L'art est associé au renversement des idoles. C’est précisément la citation de Malevitch que j’aime beaucoup: «Nous devons détruire les icônes du vieux monde». Il est nécessaire de faire tomber les idoles, cela efface l'esprit.

Si vous me demandez: "Quelles sont vos opinions politiques, Macha?" - Cela peut sembler drôle, mais je crois en l'anarchie. Je ne crois pas en Dieu, je crois en l'anarchie. Anarchy nous parle de la responsabilité personnelle de chaque membre de la société, qui doit raisonnablement penser suffisamment pour être responsable de ses actes, pas devant le juge ni le procureur, mais devant lui-même.

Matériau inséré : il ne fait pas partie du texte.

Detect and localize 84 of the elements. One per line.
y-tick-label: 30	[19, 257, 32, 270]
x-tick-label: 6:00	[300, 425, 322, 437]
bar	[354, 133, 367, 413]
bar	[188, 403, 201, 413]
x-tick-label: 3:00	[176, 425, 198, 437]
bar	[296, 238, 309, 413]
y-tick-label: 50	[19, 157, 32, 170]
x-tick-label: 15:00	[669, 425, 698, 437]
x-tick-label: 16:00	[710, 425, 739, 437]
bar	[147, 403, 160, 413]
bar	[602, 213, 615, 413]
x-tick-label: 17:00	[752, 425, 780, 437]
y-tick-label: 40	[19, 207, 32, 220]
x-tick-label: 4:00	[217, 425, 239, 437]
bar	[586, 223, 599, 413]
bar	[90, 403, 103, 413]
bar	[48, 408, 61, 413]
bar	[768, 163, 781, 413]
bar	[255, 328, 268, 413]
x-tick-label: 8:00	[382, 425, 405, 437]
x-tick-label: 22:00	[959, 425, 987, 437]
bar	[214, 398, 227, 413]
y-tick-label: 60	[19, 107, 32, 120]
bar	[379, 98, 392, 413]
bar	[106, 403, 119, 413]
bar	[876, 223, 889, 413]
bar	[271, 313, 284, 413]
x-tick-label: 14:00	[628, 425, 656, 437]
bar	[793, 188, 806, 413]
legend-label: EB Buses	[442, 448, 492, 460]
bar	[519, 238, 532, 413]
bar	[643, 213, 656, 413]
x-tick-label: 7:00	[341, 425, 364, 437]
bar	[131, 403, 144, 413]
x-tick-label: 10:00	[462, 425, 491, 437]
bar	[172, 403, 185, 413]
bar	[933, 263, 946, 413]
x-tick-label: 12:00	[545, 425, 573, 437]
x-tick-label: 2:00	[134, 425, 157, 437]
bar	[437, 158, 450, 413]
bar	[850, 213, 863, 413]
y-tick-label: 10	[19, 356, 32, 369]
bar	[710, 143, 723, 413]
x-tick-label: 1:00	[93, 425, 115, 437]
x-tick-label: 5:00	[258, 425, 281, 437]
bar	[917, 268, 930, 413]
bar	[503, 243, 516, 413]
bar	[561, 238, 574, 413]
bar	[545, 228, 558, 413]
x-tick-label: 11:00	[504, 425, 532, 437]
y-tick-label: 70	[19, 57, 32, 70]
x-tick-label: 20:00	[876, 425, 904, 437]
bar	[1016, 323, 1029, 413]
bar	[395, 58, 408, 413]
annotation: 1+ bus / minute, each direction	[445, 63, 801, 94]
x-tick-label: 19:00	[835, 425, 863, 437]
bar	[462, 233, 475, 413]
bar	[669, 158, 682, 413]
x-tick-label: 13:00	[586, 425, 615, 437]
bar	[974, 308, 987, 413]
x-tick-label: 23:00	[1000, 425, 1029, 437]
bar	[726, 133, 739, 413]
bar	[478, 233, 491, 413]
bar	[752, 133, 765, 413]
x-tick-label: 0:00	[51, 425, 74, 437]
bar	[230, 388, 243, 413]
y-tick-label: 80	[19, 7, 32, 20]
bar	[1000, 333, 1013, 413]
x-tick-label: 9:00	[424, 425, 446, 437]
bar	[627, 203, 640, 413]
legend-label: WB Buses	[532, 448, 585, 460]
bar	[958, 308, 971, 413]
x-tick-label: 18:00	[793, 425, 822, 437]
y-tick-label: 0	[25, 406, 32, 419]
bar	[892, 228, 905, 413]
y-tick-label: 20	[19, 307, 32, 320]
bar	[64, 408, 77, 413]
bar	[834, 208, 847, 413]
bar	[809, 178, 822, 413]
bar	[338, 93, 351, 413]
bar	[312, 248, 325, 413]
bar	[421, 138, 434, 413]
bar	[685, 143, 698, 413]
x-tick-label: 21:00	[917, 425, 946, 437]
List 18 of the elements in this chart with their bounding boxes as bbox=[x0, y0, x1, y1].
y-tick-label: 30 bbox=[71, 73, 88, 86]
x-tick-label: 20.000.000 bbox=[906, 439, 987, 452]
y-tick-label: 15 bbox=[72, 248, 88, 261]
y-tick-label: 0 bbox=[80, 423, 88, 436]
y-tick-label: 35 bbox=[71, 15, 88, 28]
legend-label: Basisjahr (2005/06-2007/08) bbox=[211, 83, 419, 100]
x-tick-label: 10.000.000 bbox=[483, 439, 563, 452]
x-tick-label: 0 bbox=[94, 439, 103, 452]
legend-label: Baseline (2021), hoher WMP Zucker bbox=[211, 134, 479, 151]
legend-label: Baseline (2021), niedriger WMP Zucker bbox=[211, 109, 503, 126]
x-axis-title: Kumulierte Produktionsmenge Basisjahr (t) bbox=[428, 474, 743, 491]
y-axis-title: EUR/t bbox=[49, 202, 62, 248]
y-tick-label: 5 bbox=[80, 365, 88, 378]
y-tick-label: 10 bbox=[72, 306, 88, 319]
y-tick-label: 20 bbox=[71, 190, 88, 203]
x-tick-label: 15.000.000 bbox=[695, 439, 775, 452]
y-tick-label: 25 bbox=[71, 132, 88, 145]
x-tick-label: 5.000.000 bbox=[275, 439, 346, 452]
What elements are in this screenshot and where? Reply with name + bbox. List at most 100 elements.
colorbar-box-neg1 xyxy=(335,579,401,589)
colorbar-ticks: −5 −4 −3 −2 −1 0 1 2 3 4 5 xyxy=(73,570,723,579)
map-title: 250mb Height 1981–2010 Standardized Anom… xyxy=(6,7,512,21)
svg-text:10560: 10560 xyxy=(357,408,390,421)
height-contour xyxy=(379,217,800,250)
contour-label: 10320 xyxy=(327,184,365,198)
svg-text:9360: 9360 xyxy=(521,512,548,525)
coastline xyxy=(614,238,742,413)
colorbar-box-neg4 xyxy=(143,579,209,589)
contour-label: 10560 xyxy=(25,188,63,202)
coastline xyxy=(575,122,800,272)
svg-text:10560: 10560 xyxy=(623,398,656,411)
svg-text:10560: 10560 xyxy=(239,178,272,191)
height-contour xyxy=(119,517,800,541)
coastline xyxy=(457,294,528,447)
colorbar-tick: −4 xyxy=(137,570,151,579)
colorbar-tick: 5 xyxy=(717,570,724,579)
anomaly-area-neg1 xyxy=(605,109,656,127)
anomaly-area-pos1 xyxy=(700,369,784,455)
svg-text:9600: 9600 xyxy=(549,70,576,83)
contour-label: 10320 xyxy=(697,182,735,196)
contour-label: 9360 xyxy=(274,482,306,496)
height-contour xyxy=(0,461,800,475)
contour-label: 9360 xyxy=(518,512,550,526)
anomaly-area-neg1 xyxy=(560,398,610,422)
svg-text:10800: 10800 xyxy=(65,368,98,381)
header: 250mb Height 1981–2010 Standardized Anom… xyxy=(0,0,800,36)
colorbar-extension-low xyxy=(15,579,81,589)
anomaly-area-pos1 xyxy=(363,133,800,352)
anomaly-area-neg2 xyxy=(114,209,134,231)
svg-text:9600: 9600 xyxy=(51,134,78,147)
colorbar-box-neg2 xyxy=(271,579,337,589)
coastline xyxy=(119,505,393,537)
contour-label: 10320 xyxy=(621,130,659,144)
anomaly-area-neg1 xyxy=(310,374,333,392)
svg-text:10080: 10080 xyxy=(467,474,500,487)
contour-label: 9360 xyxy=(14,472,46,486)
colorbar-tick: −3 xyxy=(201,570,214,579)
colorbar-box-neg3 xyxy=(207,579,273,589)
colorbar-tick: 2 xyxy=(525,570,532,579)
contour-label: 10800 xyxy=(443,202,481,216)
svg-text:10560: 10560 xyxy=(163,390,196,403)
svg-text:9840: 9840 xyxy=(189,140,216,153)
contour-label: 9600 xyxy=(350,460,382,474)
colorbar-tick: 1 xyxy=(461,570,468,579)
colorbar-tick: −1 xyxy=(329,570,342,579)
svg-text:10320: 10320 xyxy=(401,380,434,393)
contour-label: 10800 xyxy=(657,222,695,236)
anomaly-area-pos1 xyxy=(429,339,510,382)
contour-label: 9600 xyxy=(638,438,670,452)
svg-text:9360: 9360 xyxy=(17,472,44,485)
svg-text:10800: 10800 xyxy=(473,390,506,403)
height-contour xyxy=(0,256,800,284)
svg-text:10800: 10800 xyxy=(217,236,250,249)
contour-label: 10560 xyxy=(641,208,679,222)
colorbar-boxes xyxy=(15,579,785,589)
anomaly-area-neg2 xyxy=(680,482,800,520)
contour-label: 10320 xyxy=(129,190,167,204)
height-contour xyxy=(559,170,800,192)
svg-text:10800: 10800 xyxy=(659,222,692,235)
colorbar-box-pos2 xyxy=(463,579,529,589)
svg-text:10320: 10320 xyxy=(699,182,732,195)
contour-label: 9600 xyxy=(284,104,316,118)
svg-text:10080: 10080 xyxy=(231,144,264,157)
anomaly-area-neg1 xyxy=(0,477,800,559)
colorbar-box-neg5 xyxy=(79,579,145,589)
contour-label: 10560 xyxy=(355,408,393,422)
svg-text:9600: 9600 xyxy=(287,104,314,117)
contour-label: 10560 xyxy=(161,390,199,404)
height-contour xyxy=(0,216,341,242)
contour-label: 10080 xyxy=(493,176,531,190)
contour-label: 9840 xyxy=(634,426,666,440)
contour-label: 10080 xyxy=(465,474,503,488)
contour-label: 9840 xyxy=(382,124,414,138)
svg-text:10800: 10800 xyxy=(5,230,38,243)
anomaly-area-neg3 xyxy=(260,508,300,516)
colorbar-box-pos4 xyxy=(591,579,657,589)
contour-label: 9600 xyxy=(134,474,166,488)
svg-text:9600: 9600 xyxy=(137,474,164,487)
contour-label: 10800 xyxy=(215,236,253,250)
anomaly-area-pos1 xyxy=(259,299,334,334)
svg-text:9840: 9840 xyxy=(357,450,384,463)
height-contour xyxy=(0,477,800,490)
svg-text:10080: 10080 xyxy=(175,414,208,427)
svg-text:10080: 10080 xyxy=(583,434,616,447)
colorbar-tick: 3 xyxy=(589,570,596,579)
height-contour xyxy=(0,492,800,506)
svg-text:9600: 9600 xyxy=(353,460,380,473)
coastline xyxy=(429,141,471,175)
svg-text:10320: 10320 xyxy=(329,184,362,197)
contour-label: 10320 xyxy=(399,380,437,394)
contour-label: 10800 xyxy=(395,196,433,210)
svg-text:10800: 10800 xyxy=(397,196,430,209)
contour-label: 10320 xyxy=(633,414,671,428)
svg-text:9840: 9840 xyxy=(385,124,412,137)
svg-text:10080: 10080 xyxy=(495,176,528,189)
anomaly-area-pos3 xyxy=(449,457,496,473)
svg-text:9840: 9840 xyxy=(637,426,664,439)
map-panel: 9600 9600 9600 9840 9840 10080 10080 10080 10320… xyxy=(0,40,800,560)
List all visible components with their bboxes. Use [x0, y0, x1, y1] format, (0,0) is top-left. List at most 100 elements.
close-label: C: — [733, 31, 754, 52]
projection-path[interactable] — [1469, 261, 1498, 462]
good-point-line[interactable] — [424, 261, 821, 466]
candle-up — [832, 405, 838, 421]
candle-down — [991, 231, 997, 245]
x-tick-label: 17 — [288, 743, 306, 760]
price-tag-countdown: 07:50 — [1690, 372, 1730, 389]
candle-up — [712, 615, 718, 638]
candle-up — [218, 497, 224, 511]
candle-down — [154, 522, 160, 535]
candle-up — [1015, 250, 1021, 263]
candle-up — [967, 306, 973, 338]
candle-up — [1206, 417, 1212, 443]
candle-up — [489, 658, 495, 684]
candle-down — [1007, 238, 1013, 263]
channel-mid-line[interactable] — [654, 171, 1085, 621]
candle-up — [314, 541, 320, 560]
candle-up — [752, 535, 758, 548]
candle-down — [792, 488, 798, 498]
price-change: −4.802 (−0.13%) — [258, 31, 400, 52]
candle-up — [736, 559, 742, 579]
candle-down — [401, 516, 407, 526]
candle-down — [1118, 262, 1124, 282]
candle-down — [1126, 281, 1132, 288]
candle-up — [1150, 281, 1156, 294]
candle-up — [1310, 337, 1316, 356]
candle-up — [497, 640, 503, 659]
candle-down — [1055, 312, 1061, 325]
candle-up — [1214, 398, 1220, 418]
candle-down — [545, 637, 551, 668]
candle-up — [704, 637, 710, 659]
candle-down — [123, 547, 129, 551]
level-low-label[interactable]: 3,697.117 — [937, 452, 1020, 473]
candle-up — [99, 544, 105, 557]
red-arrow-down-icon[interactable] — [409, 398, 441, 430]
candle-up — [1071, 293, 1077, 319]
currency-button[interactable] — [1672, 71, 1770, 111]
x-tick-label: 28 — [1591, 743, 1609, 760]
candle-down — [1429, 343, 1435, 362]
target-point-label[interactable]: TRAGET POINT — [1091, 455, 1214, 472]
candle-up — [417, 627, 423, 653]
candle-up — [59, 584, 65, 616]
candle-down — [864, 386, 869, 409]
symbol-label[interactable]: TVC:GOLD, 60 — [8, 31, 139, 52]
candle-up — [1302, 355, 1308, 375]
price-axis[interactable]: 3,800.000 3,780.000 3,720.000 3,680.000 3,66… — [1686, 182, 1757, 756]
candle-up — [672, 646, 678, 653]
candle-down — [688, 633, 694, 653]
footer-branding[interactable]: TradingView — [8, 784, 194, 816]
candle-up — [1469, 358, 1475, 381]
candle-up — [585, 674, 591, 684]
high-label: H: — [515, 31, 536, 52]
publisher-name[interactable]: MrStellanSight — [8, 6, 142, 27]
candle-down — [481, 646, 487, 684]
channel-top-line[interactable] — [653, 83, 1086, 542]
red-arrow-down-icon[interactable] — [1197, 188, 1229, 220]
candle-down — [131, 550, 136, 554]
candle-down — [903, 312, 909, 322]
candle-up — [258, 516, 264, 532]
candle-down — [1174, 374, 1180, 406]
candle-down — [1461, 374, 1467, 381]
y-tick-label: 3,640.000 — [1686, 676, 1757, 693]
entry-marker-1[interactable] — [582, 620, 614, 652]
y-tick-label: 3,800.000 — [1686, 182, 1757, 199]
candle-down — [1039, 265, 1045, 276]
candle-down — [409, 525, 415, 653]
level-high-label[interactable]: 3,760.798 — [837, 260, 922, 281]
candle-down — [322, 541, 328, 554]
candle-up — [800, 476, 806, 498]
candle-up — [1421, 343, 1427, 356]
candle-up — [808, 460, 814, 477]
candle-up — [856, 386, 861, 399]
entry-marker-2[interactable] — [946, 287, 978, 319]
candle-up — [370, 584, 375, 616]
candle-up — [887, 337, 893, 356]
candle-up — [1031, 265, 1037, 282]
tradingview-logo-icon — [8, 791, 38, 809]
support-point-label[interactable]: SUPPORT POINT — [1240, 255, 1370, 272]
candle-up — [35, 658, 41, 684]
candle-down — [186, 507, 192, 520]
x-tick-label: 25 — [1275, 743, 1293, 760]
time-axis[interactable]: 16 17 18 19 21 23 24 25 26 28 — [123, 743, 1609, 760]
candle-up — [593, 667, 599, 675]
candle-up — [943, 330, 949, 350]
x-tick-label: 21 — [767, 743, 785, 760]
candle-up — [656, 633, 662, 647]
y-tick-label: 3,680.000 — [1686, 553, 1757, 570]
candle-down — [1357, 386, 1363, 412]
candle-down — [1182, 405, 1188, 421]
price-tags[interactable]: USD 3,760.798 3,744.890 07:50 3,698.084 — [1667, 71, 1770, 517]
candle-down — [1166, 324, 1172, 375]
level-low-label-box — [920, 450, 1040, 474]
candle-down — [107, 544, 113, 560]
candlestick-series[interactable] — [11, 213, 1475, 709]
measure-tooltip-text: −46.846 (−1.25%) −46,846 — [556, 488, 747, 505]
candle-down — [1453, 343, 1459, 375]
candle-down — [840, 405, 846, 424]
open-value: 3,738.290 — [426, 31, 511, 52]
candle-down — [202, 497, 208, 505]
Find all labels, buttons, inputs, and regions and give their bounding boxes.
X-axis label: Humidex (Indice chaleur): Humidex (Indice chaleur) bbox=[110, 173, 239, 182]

Ensuite, dans la vie, il y aura beaucoup plus de sens commun. Nous ne disons pas que tout le monde devrait vivre dans de mauvais appartements. Nous disons que tout le monde devrait vivre dans les appartements dont ils ont besoin. Le capitalisme incite une personne à acheter des choses complètement inutiles pour acheter de la folie, ce qui, par exemple, renouvelle votre vie, mais en réalité ce ne sont que des paysages, où vous ne voyez souvent pas votre vie et vous-même.